Talk:Chern class

From Wikipedia, the free encyclopedia

WikiProject Mathematics
This article is within the scope of WikiProject Mathematics, which collaborates on articles related to mathematics.
Mathematics rating: B Class High Priority  Field: Topology

The hairy ball theorem is a very bad example to give not so much because it concerns the real differentiable case (after all, the tangent bundle to the Riemann sphere is indeed a complex bundle) but because the bundle is stably trivial (in particular, its Stiefel-Whitney classes vanish) and stably trivial bundles are precisely the sort of thing Chern classes cannot detect. --Gro-Tsen 03:41, 17 July 2005 (UTC)
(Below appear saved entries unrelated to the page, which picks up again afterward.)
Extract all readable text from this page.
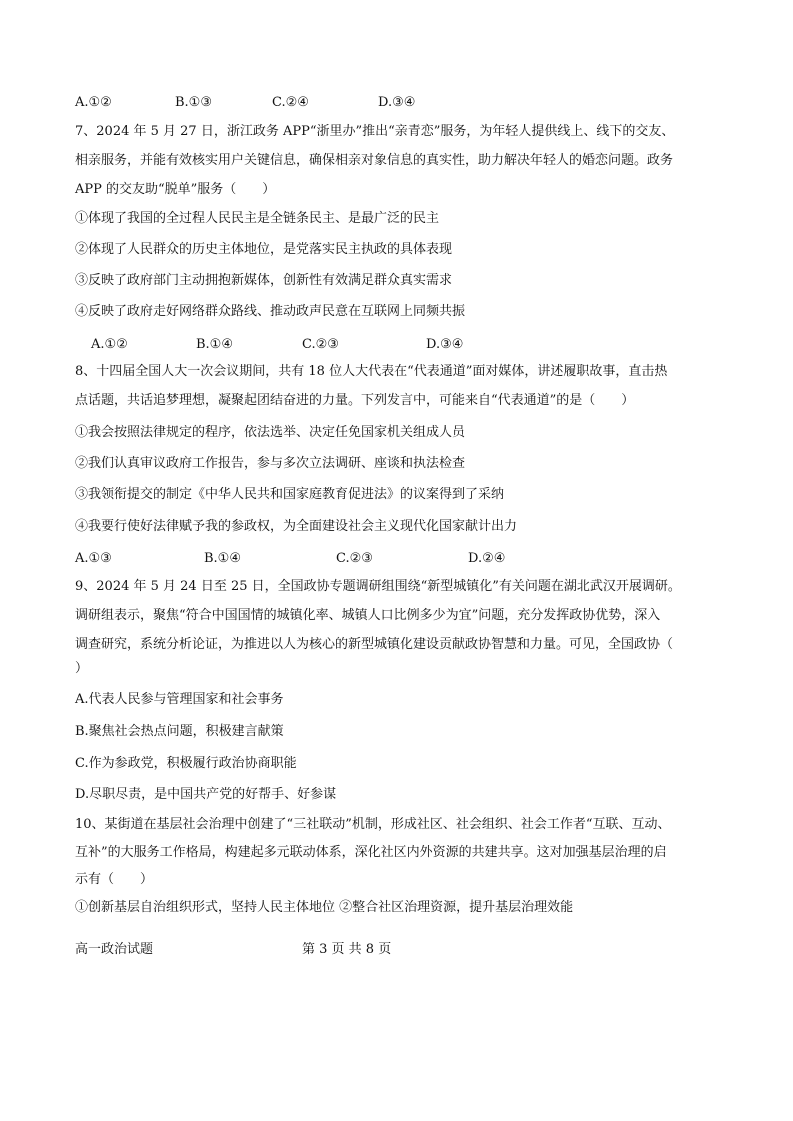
A.①②	B.①③	C.②④	D.③④
7、2024 年 5 月 27 日，浙江政务 APP“浙里办”推出“亲青恋”服务，为年轻人提供线上、线下的交友、
相亲服务，并能有效核实用户关键信息，确保相亲对象信息的真实性，助力解决年轻人的婚恋问题。政务
APP 的交友助“脱单”服务（　　）
①体现了我国的全过程人民民主是全链条民主、是最广泛的民主
②体现了人民群众的历史主体地位，是党落实民主执政的具体表现
③反映了政府部门主动拥抱新媒体，创新性有效满足群众真实需求
④反映了政府走好网络群众路线、推动政声民意在互联网上同频共振
A.①②	B.①④	C.②③	D.③④
8、十四届全国人大一次会议期间，共有 18 位人大代表在“代表通道”面对媒体，讲述履职故事，直击热
点话题，共话追梦理想，凝聚起团结奋进的力量。下列发言中，可能来自“代表通道”的是（　　）
①我会按照法律规定的程序，依法选举、决定任免国家机关组成人员
②我们认真审议政府工作报告，参与多次立法调研、座谈和执法检查
③我领衔提交的制定《中华人民共和国家庭教育促进法》的议案得到了采纳
④我要行使好法律赋予我的参政权，为全面建设社会主义现代化国家献计出力
A.①③	B.①④	C.②③	D.②④
9、2024 年 5 月 24 日至 25 日，全国政协专题调研组围绕“新型城镇化”有关问题在湖北武汉开展调研。
调研组表示，聚焦“符合中国国情的城镇化率、城镇人口比例多少为宜”问题，充分发挥政协优势，深入
调查研究，系统分析论证，为推进以人为核心的新型城镇化建设贡献政协智慧和力量。可见，全国政协（
）
A.代表人民参与管理国家和社会事务
B.聚焦社会热点问题，积极建言献策
C.作为参政党，积极履行政治协商职能
D.尽职尽责，是中国共产党的好帮手、好参谋
10、某街道在基层社会治理中创建了“三社联动”机制，形成社区、社会组织、社会工作者“互联、互动、
互补”的大服务工作格局，构建起多元联动体系，深化社区内外资源的共建共享。这对加强基层治理的启
示有（　　）
①创新基层自治组织形式，坚持人民主体地位 ②整合社区治理资源，提升基层治理效能
高一政治试题	第 3 页 共 8 页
"where H is Poincaré-dual to the hyperplane \mathbb{CP}^{n - 1} \subseteq \mathbb{CP}^n". How can a class H be dual to the hyperplane \mathbb{CP}^{n - 1}?

The hyperplane H represents a homology class in H2n − 2, which is Poincare-dual to H2, which is where the cohomology c1 lives. That is, c1 of the bundle equals PD([h]), where PD stands for Poincare-dual and h is the hyperplane. Is your complaint simply that the text does not say "... dual to the class of the hyperplane..." (which is technically correct but pedantic, I think)? Joshuardavis 16:03, 26 September 2005 (UTC)

[edit] Revert anonymous edit

I reverted this anon edit:

The field strength F may be viewed as a matrix of 4-forms (or 2 2-forms), and thus the eigenvalues of F are 4-forms as well. Each Chern class is then a 4k (2x2k)form.

back to the original

The field strength F may be viewed as a matrix of 2-forms, and thus the eigenvalues of F are 2-forms as well. Each Chern class is then a 2k form.

I'm not sure what the anonymous editor was thinking ... perhaps they were counting the number of spinor indecies instead of vector indecies? Or were they counting two real components instead of one complex component? linas 02:26, 18 October 2005 (UTC)

[edit] Grothendieck or Atiyah?

I'm not sure that it is correct to attribute the splitting principal to Grothendieck. I thought it was due to Atiyah, although I could be wrong. Can anyone provide a reference? 151.204.6.171

  • The basic Grothendieck paper is here: [1]. 1958 - I'd thought it was a little earlier. If I recall, he has a principle about reduction to Borel subgroups; and his theory is axiomatic. It is possible Atiyah has an earlier published version. Charles Matthews 19:13, 2 November 2005 (UTC)

[edit] Implications of Chern Classes

I know that the Chern classes are obstructions to finding non-vanishing vector fields. What I don't know, and hence i think it would be nice to add to this entry, is what the converse implies. I.e. if I know that the first Chern class vanishes, then what can I conclude? for exemple, if the first Stiefel-Whitney class vanishes then the bundle is orientable - but it doesn't imply that the bundle has a nowhere vanishing section (eg.: the tangent space of the 2-sphere. All of its SW classes vanishes, as it does for any n-sphere, but it doesn't have a nowhere zero section).